Ventral Approaches to the Lumbar and Lumbosacral Spine

Ventrolateral Transpsoatic Approach

Although this technique was used to implant prosthetic disc nucleus devices in patients with symptomatic degenerative disc disease,74 it was then called an extreme lateral interbody fusion, and for the risks of iatrogenic injury to the lumbosacral plexus, electrophysiologic monitoring of the retracted roots inside the psoas muscle is recommended.75

Dorsal Approaches to the Sacrum

The most common approach to the lumbosacral junction and the sacrum is via a dorsal midline incision. The ventral approach is difficult and requires vascular retraction. With dorsal approaches, there is adequate room for retraction of the cauda equina laterally to expose the ventral sacrum. However, the control of ventral vascular structures is not possible with the dorsal approach.

In case of a sacrectomy, it is suggested that the patient be prepared the day before surgery with repeated enemas. At the beginning of the operation, a vaginal pad is inserted into the rectum.

The patient is placed in the prone position. It is important to keep the abdomen free of pressure so that bleeding is minimized. If a lumbosacral fusion is to be undertaken and supplemented with internal fixation, the lumbosacral junction should be placed in extension. This can easily be achieved by placing pillows or bolsters under the hips. In the Krause position, the sacrum is prominent and constitutes the highest point of the table (Fig. 169-31).79

The incision varies according to the pathology and planned operation.
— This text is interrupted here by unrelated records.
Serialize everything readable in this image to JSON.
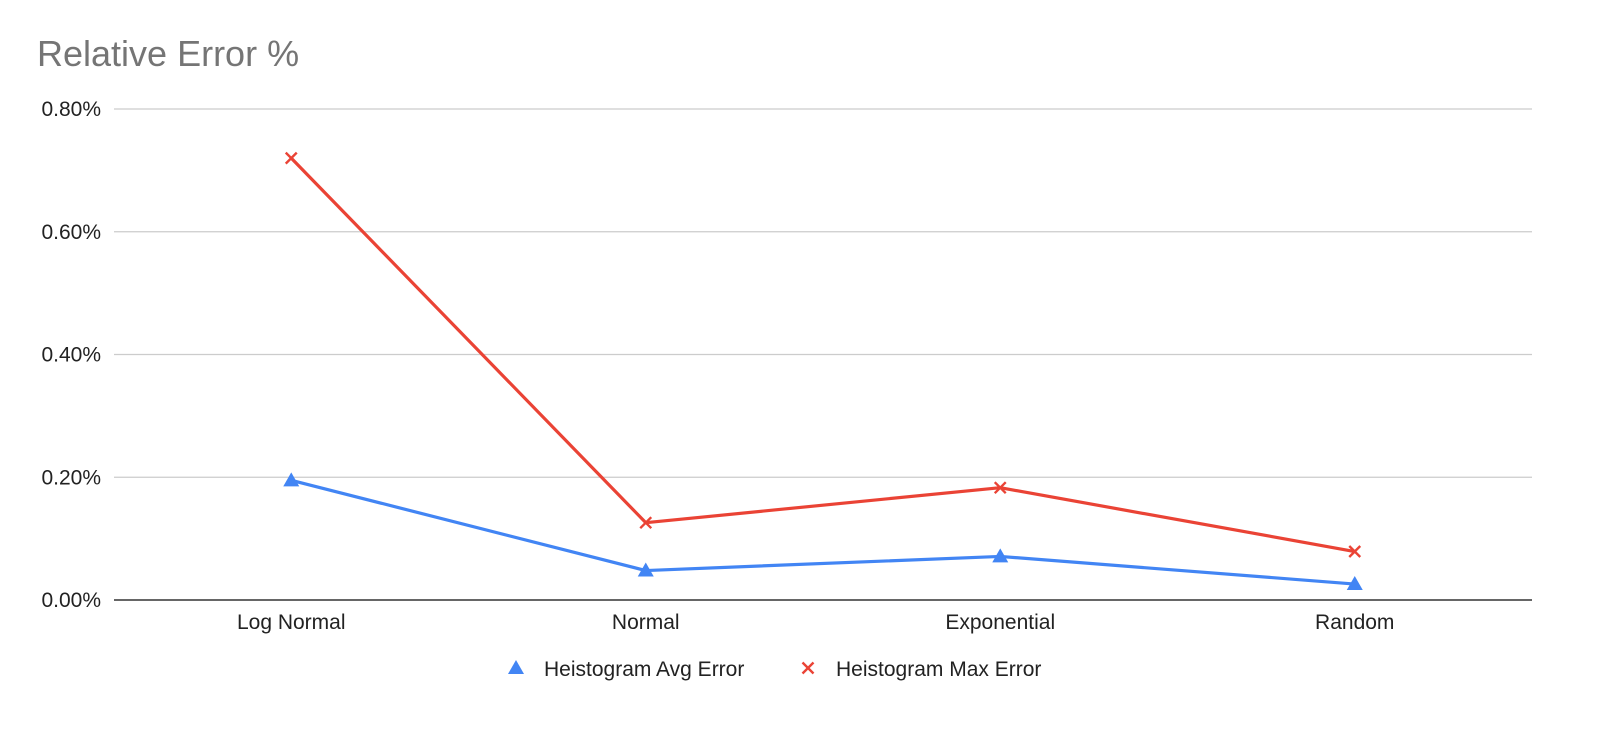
{
  "chart_data": {
    "type": "line",
    "title": "Relative Error %",
    "xlabel": "",
    "ylabel": "",
    "categories": [
      "Log Normal",
      "Normal",
      "Exponential",
      "Random"
    ],
    "y_ticks": [
      0,
      0.2,
      0.4,
      0.6,
      0.8
    ],
    "y_tick_labels": [
      "0.00%",
      "0.20%",
      "0.40%",
      "0.60%",
      "0.80%"
    ],
    "ylim": [
      0,
      0.8
    ],
    "grid": true,
    "legend_position": "bottom-center",
    "series": [
      {
        "name": "Heistogram Avg Error",
        "marker": "triangle",
        "color": "#4285F4",
        "values": [
          0.195,
          0.048,
          0.071,
          0.026
        ]
      },
      {
        "name": "Heistogram Max Error",
        "marker": "x",
        "color": "#EA4335",
        "values": [
          0.72,
          0.126,
          0.183,
          0.079
        ]
      }
    ]
  }
}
A midline vertical incision, transverse incision, upward arched incision, or downward arched incision may be used (Fig. 169-32).

If a sacrectomy or excision of a large tumor is planned, a midline vertical incision is not suitable because of possible postoperative inflammatory processes and wound dehiscence due to major tissue defect. In addition, a vertical incision could injure the anal sphincter, and does not provide adequate exposure of the lateral sacrum.
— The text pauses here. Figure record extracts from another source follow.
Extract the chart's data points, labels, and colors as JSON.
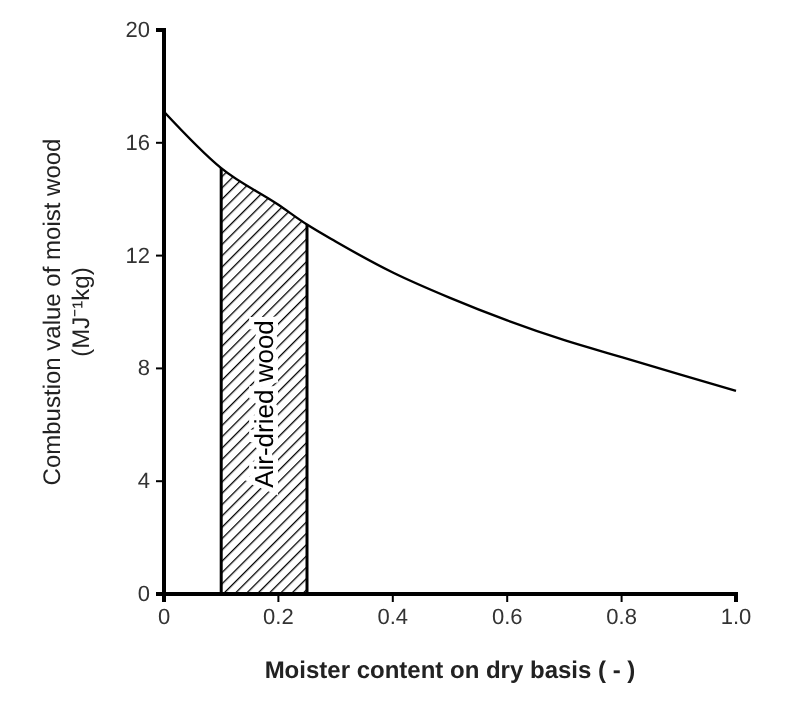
{
  "chart_data": {
    "type": "line",
    "xlabel": "Moister content on dry basis ( - )",
    "ylabel": "Combustion value of moist wood\n(MJ⁻¹kg)",
    "x": [
      0,
      0.1,
      0.2,
      0.25,
      0.3,
      0.4,
      0.5,
      0.6,
      0.7,
      0.8,
      0.9,
      1.0
    ],
    "series": [
      {
        "color": "#000000",
        "values": [
          17.1,
          15.1,
          13.8,
          13.1,
          12.5,
          11.4,
          10.5,
          9.7,
          9.0,
          8.4,
          7.8,
          7.2
        ]
      }
    ],
    "xlim": [
      0,
      1.0
    ],
    "xticks": [
      0,
      {
        "value": 0.2,
        "label": "0.2"
      },
      {
        "value": 0.4,
        "label": "0.4"
      },
      {
        "value": 0.6,
        "label": "0.6"
      },
      {
        "value": 0.8,
        "label": "0.8"
      },
      {
        "value": 1.0,
        "label": "1.0"
      }
    ],
    "ylim": [
      0,
      20
    ],
    "yticks": [
      0,
      4,
      8,
      12,
      16,
      20
    ],
    "bands": [
      {
        "axis": "x",
        "from": 0.1,
        "to": 0.25,
        "label": "Air-dried wood",
        "color": "#000000"
      }
    ],
    "grid": false,
    "marker": "none",
    "line_style": "solid"
  }
}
Another problem during the sacrum tumor surgery is the necessity for inclusion of the biopsy scar into the excision material. In this case, a T-shaped incision may be most suitable (see Fig. 169-32C).

Wiltse et al.73 introduced an incision and retraction technique using one or two incisions 5 cm lateral to the midline and medial to the posterior superior iliac spine (see Fig. 169-32A). The dissection is deepened to the sacrospinalis muscle and the transverse process of the fifth lumbar vertebra. Wiltse et al. have used this approach for lumbosacral fusions. Bone grafts from the dorsal iliac crest can easily be obtained with the same exposure.
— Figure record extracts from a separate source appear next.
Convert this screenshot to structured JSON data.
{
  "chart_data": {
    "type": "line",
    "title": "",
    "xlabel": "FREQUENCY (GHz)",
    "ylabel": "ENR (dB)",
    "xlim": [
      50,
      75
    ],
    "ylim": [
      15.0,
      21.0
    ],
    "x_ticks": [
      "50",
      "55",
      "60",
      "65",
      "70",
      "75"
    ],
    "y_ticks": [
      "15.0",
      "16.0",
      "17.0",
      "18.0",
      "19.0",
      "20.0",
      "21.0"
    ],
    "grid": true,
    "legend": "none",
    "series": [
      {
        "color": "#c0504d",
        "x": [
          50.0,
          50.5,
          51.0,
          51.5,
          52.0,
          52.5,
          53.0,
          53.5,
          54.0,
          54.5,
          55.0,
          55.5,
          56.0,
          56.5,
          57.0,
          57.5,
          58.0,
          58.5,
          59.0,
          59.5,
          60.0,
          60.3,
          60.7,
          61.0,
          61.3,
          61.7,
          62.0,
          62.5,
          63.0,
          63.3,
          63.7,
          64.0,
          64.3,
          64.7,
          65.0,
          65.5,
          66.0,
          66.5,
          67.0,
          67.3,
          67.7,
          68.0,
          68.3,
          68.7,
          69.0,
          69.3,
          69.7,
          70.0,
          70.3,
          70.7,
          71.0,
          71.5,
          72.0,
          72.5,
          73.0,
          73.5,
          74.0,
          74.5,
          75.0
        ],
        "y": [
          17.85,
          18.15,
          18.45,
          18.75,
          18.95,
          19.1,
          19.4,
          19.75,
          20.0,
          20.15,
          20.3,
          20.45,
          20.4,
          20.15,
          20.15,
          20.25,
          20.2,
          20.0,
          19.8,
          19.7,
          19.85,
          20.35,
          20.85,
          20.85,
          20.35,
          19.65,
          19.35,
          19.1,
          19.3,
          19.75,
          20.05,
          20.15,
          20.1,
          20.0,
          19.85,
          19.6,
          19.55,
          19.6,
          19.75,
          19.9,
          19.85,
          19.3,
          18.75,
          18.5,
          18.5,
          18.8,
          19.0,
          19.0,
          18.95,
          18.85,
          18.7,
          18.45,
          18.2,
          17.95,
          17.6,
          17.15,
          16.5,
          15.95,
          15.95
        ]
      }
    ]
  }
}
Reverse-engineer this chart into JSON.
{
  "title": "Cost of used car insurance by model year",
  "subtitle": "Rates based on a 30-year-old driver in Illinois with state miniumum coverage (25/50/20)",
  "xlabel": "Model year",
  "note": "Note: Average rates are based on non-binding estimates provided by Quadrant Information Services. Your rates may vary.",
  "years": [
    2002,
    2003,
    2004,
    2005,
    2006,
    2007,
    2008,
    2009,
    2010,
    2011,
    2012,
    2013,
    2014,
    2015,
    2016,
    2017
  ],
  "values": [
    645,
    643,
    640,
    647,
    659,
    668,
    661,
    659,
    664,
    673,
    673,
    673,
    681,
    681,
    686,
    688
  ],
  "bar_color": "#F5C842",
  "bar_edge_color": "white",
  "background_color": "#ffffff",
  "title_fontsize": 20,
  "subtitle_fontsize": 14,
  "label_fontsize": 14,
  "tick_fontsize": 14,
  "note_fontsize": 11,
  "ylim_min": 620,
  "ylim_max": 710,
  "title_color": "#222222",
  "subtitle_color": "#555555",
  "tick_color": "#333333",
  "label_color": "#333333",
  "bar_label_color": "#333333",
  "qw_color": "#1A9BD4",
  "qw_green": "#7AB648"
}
For midline incisions with restricted operations in the sacrum, a self-retaining retractor is satisfactory. For operations such as sacrectomy, hand-held retractors are more convenient. In this case, skin flaps should be gently retracted.

The ligaments (sacroiliac and sacrotuberalis) and the gluteus maximus muscle are divided as near to the sacrum as possible, because their approximation before wound closure is necessary to avoid ventrodorsal postoperative wound problems.